Punit Goenka, chairman BARC and MD & CEO, ZEE, said, "BARC is committed to building a Television Audience Measurement System that becomes ipso facto the Gold Standard in its class worldwide. Given that BARC addresses a population of over 1 Billion, of which over 0.6 Billion have access to television in some form, I am confident that BARC will settle for nothing less than being the best.”

Shashi Sinha, Chairman-TechComm, BARC and CEO-Lodestar UM & CEO-IPG Mediabrands India stated, “At various times, more than one vendor has attempted to provide audience measurement but from 2002, TAM Media Research, India- a joint venture of Nielsen and Kantar, has been the de facto provider of the measurement currency, being widely used by all three stakeholder constituencies for all commercial and marketing decision making. It is clear that legacy architecture of the system, that has evolved incrementally, is now ready for seminal change. However, what is not clear is the contours of the new system, which BARC aims to define.”

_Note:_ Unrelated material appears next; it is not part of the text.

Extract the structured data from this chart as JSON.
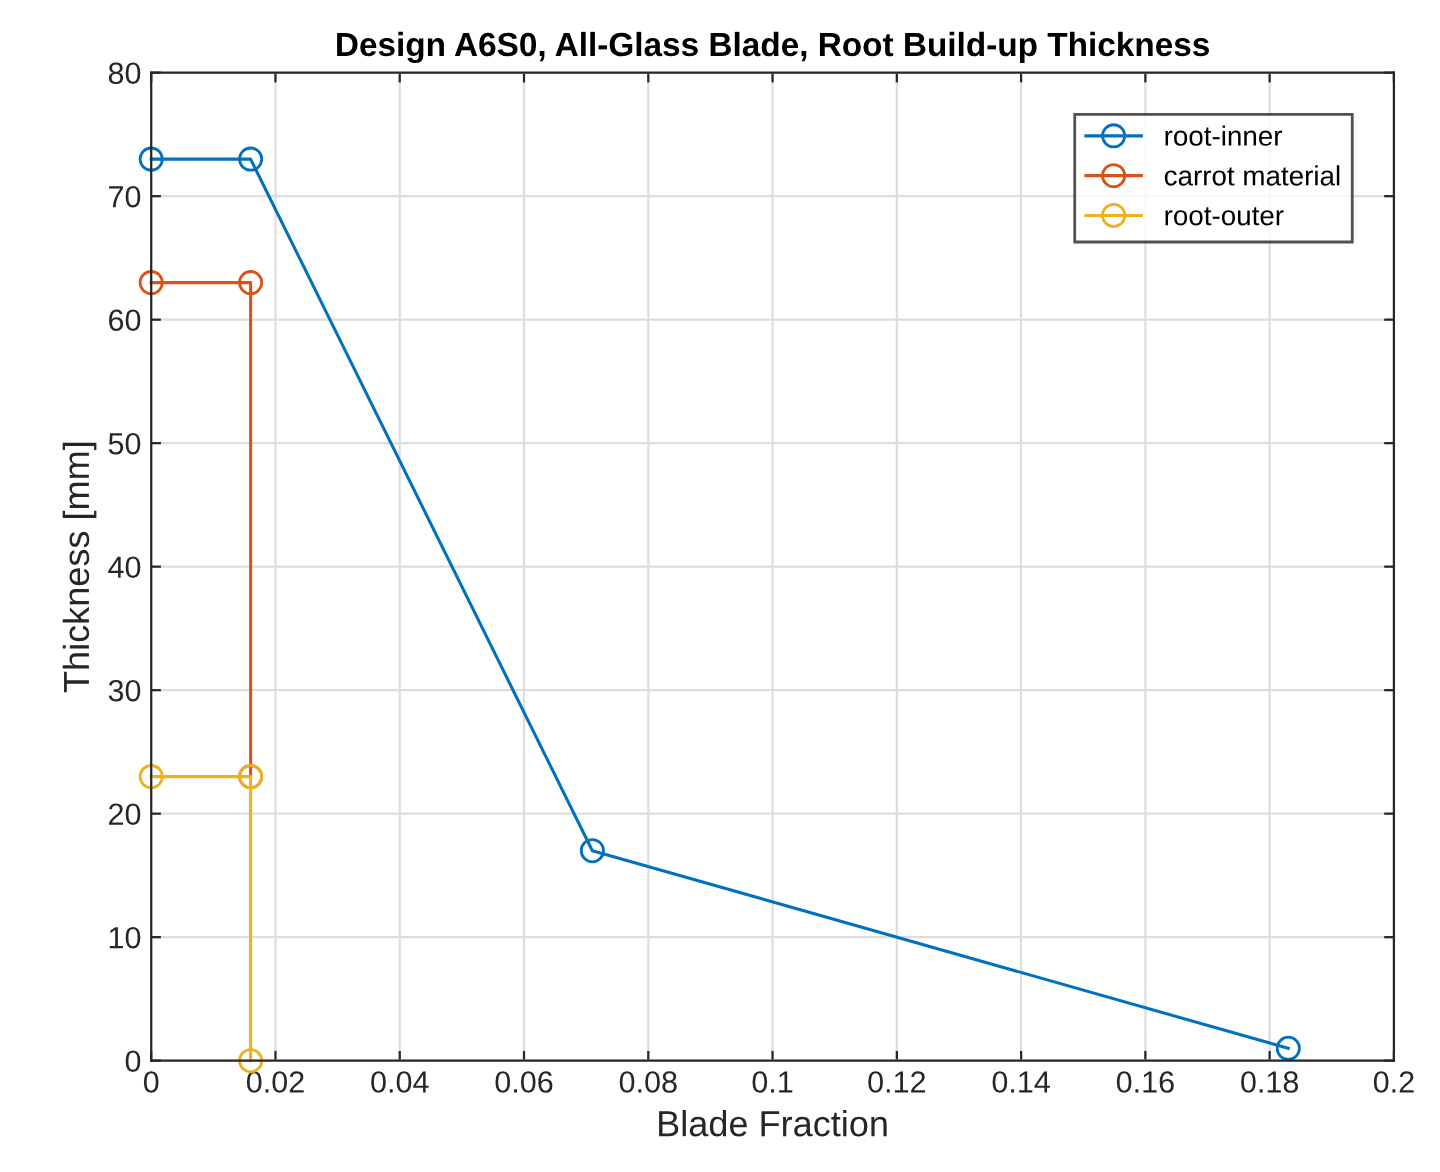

Television audience measurement in India has been around for nearly three decades.
Beginning with a simple diary based system in the early 1980s covering Doordarshan, then the state-owned monopoly broadcaster, it evolved parallel to the evolution of the Indian television market. By the mid-1990s, it was already covering satellite television and in the early part of this century, India was one of the earliest television markets to have a pure Peoplemeter based system.

The challenges for an audience measurement system in an era of digital delivery of television channels brings in its wake a massive expansion in choice of content coupled with accelerating adoption of new technologies that are shifting consumption away from the fixed time chart (FTC); and shifting it to personal digital appliances are altogether different from the era when television meant living rooms, common choices and shared family experience.

BARC said it understands that a good system rests as much on a sound understanding of the footprint of the medium: the Establishment Study; as it does on continuous tracking of viewing behaviour: the Television Meter Panel.

BARC is also aware of a number of technologies at varying stages of development that promise non-intrusive or minimally intrusive viewership measurement. BARC is also aware of developments in the area of integrated media consumption metrics, e.g. IPA's Touchpoints 4 exercise scheduled for next year.

All these are of interest to the architecture of the future system in India. BARC expects respondents to incorporate their own experiences in these areas as items of emphasis in the response to this RFI, BARC said.